Dieser Vers enthüllt uns zweierlei. Zuerst die unendliche Gnade und Barmherzigkeit Gottes. Wie groß das Elend Seines Volkes auch sein mochte, Sein Herz ist darüber bewegt. All die Jahre hat Er es mitangesehen, und all die Zeit war es in Seinem Herzen, sie daraus zu befreien. Und dann das zweite: Da nun die Zeit zur Erfüllung Seines Ratschlusses gekommen war, ist Er es selbst, der die Initiative ergreift. Dieses Vorrecht lässt Er sich nicht nehmen, Menschen können Ihm darin nicht vorweglaufen, wie zum Beispiel Mose es versucht hatte.

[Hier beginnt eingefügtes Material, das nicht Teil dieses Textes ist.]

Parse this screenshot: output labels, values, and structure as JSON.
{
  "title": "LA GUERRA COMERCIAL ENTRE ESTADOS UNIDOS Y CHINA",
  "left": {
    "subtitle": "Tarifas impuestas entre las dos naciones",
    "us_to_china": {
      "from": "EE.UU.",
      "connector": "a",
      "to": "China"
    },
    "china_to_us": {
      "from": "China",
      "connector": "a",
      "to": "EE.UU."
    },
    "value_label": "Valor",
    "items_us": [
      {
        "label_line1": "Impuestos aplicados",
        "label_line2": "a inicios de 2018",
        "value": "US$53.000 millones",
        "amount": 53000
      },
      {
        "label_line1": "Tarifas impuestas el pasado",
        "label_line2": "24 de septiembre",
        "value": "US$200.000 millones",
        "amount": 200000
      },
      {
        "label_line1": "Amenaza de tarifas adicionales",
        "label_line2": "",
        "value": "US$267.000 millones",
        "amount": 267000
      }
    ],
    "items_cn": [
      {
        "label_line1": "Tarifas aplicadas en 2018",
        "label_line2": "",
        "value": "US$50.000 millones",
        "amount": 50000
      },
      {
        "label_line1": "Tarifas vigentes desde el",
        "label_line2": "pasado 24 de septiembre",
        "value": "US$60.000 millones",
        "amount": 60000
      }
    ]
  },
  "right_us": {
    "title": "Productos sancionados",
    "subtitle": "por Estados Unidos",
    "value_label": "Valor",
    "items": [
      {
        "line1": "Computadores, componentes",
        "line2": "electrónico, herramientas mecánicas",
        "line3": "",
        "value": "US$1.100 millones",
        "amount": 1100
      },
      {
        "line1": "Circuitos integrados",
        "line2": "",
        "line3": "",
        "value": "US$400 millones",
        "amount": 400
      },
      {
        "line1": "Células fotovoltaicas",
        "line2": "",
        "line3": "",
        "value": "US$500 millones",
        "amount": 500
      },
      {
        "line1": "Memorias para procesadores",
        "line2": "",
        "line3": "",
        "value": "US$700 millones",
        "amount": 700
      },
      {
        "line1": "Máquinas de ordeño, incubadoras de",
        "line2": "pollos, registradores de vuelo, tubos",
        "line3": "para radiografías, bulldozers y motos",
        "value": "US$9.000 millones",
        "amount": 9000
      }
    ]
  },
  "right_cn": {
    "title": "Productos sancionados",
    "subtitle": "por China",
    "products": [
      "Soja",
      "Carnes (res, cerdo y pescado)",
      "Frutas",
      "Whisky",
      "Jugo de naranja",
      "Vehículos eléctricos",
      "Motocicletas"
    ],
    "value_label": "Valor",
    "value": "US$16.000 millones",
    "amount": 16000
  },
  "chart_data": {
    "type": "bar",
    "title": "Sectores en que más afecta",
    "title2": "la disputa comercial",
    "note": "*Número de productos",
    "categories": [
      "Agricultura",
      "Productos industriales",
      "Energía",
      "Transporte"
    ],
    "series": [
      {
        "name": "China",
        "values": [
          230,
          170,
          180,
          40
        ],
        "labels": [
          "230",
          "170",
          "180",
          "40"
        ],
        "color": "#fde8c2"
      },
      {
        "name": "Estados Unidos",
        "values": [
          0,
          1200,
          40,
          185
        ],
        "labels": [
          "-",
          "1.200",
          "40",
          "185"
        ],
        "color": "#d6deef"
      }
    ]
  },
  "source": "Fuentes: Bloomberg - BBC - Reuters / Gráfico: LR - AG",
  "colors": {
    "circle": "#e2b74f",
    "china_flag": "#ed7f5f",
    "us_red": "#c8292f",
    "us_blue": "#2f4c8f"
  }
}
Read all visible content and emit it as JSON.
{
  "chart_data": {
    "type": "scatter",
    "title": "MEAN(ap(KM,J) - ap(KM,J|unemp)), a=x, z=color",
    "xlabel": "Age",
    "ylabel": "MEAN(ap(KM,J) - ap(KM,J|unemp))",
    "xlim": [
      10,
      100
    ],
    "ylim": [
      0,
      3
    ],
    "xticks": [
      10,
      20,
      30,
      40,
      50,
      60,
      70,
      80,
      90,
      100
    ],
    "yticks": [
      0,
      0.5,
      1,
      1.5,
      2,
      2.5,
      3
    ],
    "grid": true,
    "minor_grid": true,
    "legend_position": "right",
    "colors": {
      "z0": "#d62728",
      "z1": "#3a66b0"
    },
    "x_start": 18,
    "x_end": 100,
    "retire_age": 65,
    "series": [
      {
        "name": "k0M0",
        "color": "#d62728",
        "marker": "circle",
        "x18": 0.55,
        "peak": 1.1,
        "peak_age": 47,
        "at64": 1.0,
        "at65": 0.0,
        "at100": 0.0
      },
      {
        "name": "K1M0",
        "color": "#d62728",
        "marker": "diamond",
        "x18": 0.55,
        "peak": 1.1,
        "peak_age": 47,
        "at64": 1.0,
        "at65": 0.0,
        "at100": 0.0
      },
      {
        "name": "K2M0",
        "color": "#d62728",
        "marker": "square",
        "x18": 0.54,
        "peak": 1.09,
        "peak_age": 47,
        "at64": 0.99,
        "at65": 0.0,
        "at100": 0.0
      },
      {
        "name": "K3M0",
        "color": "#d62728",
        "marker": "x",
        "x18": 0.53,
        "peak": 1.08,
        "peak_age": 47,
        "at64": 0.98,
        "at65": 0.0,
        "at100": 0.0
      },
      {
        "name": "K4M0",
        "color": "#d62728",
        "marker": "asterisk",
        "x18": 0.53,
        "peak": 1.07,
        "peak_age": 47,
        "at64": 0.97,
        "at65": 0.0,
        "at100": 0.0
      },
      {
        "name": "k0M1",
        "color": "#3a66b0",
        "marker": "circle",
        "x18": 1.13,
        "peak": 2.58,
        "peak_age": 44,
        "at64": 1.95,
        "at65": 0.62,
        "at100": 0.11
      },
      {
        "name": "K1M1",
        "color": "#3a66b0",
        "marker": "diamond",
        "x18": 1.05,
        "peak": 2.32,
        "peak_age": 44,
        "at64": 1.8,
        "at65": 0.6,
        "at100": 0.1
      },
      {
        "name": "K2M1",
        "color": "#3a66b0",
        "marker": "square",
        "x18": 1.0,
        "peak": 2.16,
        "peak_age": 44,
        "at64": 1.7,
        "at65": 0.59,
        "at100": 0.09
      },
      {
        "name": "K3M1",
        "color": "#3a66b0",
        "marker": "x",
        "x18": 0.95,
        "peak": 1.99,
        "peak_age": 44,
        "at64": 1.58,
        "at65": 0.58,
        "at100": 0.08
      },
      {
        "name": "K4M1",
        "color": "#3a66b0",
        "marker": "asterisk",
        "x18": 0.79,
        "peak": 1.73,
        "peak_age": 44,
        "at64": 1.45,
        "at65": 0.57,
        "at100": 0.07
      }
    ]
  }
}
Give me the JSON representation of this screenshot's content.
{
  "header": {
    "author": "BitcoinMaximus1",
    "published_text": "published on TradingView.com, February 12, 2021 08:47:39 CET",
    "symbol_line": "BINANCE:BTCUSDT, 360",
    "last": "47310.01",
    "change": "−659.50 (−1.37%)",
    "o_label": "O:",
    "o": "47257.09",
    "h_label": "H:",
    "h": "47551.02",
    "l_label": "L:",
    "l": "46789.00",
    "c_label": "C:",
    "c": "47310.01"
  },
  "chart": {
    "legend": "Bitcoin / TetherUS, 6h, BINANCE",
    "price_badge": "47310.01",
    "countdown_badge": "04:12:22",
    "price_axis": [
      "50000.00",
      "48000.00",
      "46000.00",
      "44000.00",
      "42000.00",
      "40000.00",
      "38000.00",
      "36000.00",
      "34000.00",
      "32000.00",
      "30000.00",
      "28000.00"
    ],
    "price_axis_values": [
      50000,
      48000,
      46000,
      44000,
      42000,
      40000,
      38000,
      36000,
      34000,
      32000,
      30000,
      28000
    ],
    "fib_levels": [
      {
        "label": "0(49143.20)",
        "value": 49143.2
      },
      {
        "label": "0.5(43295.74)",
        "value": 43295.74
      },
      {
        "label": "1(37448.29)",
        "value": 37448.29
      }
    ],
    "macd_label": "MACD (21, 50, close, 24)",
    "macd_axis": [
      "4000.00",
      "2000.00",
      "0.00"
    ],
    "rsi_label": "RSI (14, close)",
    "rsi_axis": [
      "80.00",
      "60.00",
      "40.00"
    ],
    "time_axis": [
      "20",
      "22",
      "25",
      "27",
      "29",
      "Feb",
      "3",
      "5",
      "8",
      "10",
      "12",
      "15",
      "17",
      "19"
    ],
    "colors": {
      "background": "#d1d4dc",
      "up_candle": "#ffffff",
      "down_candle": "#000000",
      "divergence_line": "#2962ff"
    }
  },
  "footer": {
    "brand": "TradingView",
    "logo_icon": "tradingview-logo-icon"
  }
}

Doch auch die Reihenfolge, in der uns hier die Vorgänge geschildert werden, ist beachtenswert. Zuerst offenbart sich Gott, indem Er zu Mose sagt: „Ich bin der Gott deiner Väter, der Gott Abrahams und Isaaks und Jakobs.“ Erst danach spricht Er von dem Elend Seines Volkes und davon, was Er für sie tun will. Wir lernen daraus etwas sehr Köstliches: Nicht der Zustand Israels, sondern Seine Liebe zu Seinem Volk war der eigentliche Beweggrund für Sein Eingreifen. Stets findet Er den Beweggrund für Sein Tun in Sich selbst, in Seinem Herzen. Er handelt aus dem heraus, was Er selbst ist. Der erbarmungswürdige Zustand Seines Volkes gibt Ihm gewiss den äußeren Anlass dazu. Aber Er handelt gemäß dem, was Er ist, und nicht gemäß dem, wie Er den Menschen vorfindet.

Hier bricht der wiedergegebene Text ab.